A few things have changed in the last week that have altered my life at BioWare pretty dramatically. I accepted a position as a writer on Mass Effect 2, which meant that after 8 years I no longer helm the stormy seas of community. I leave that to Mr. Priestly, who has far more aptitude and skill in this; proving his value since his days back in QA when he was basically doing his job now but not getting paid for it. I have no fear for community under his direction. He knows his business and he is passionate about doing right by the fans.

For me… I need to learn a completely new job at a company with which I have grown very comfortable. I need to see up close how games are made. In marketing, we work with the development teams to help tell fans about their work; to spread the message and to show off proudly the work the dev teams do.
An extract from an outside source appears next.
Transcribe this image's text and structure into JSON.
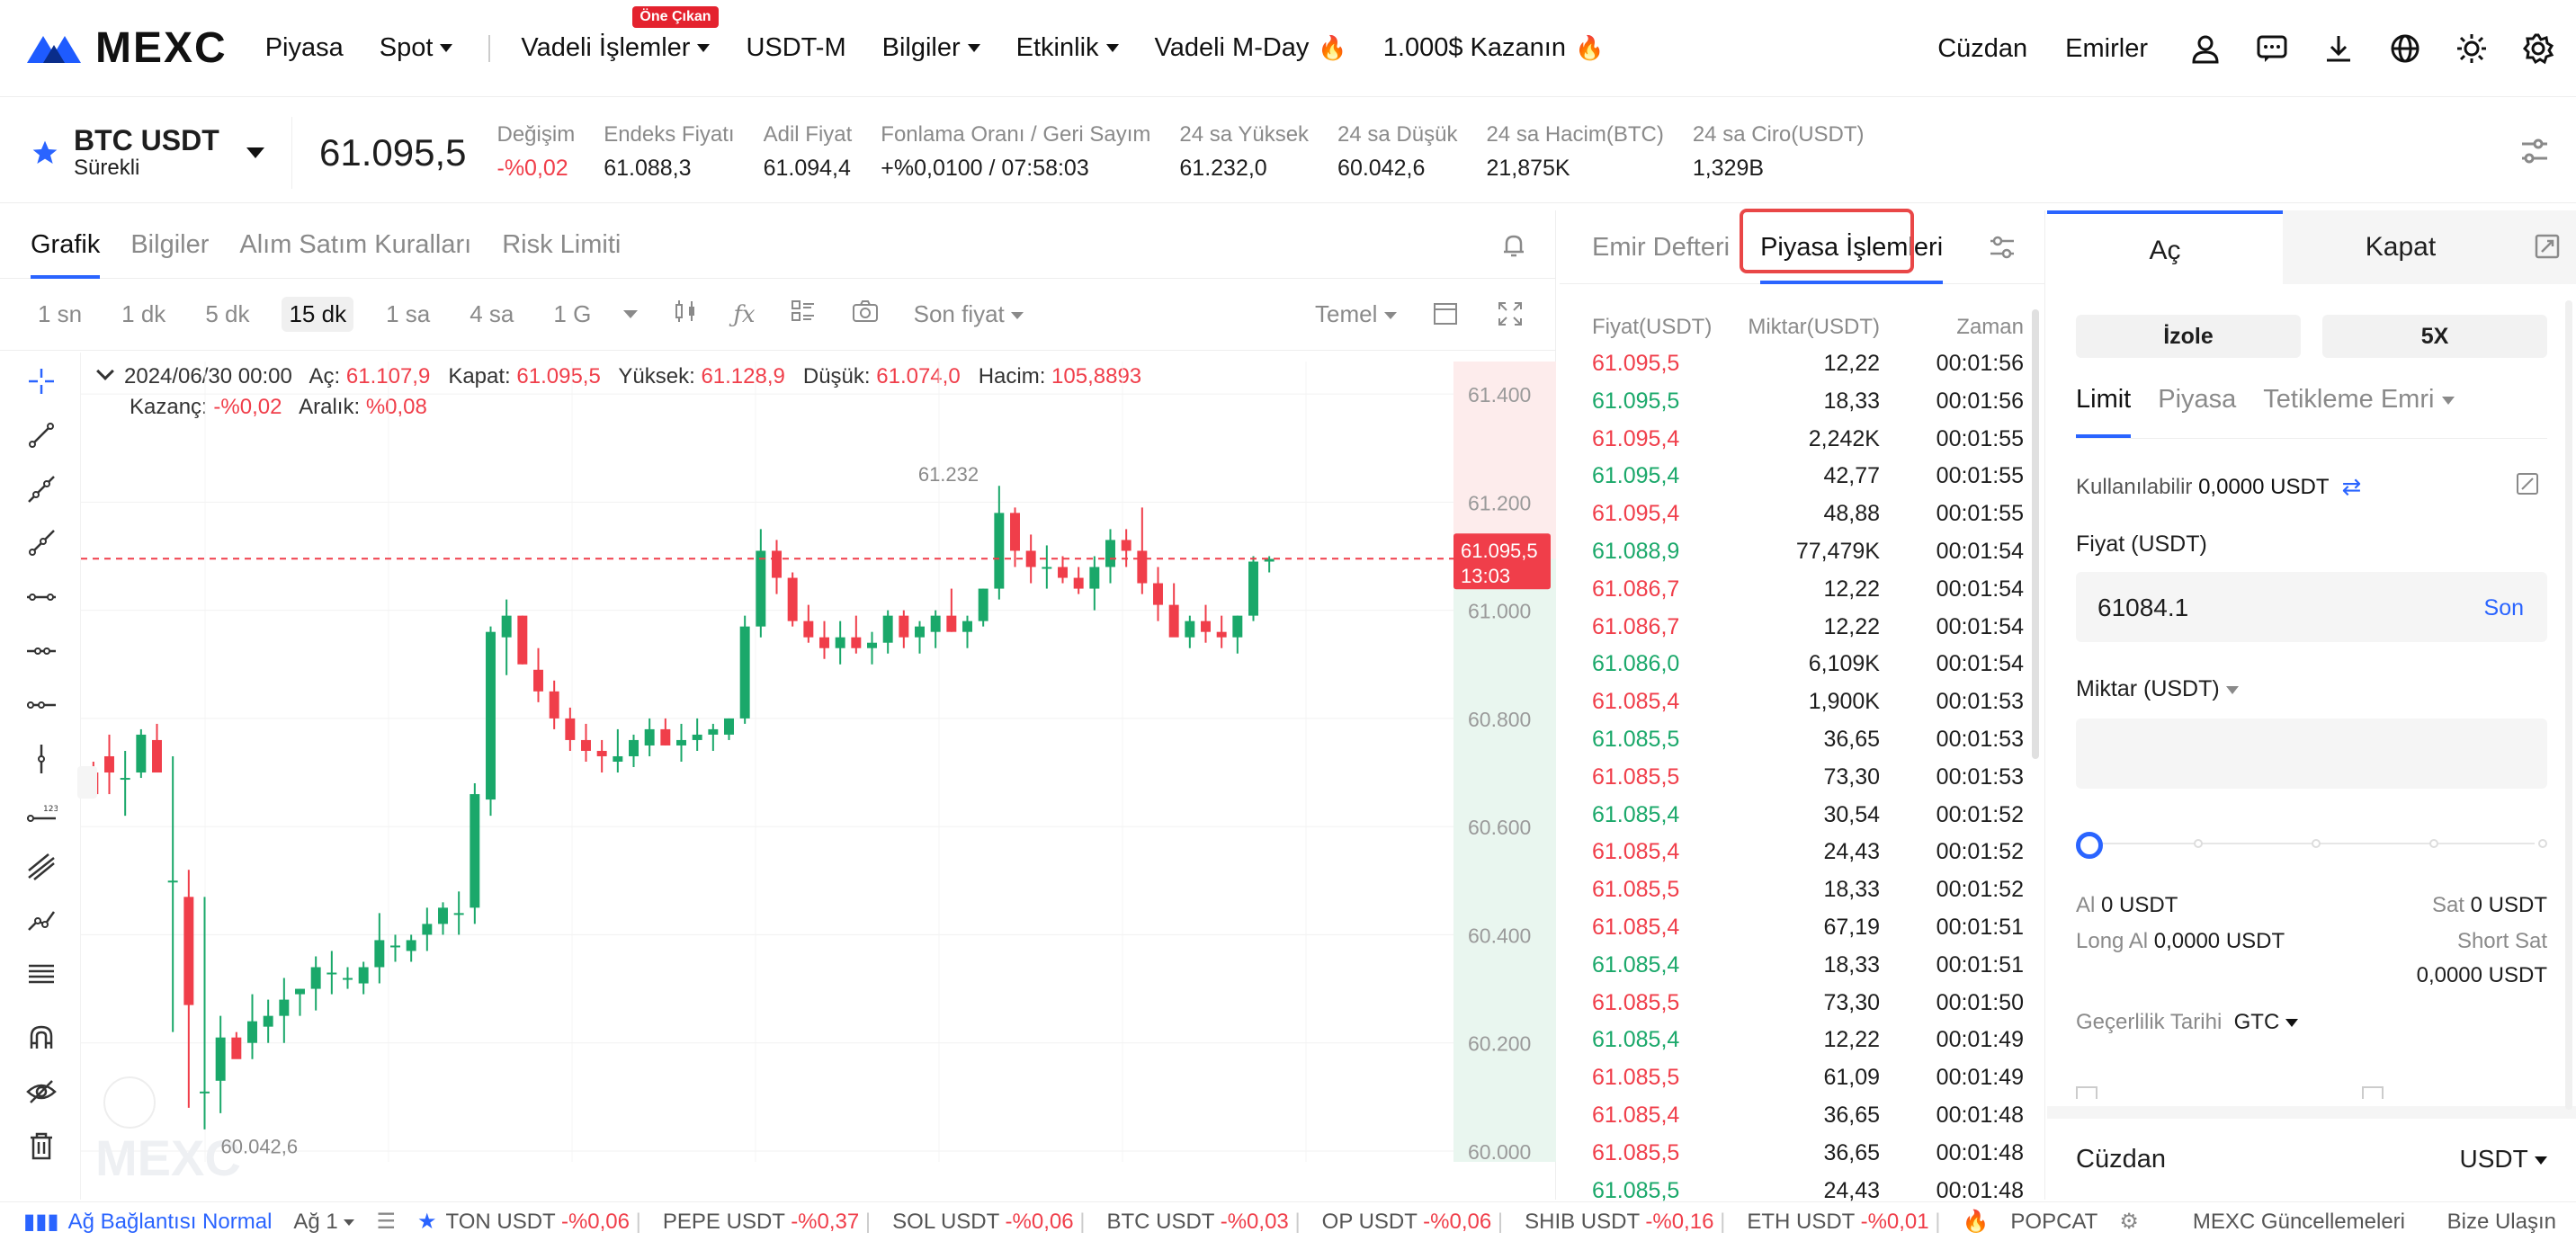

Marketing BioWare games – though complicated, as the games are complicated – is easy from the perspective that the product is of a world class quality; something that sets a standard. As a marketing guy, you need to ask little more than to feel good about the work you do.

But I never got to peek behind the curtain despite a few family connections. All I knew was that the teams worked incredibly hard, under tremendous pressure, to create these games. Pride in their work keeps them at their desks late into the night and pride in the BioWare legacy of games gets them here early in the morning.

I recall my first few days of being a Community Manager- a job that was very vague and ill-defined at the time- and being somewhat lost among sea of paper and books given to me to help clarify what I should be doing. I feel the same way now. I’m here because somebody in this department gave me a stamp of approval and opened the door despite potentially damaging samples of my writing.

I moved up from the second floor where marketing, the hand held group, administration and HR all make their nests to the mysterious third floor where Mass Effect 2 is being created. Apart from work being done in Montreal, everything Mass Effecty happens on this floor here in Edmonton, Alberta.

Last Friday, I arrived to find my desk, computer and box of office bits had already been moved and, in its place down on the second floor, a dark void. I said my good mornings to my old roommates and walked up the stairs still wearing my coat to see how the new office looked.

I think standing there at the threshold of my new office, with new roommates, it finally hit me: I had made a big career change and there was no turning back to the familiar. No turning back to a job that I had grown into, and helped to shape over nearly a decade.

Nope, I was the new guy and had no idea what I was doing.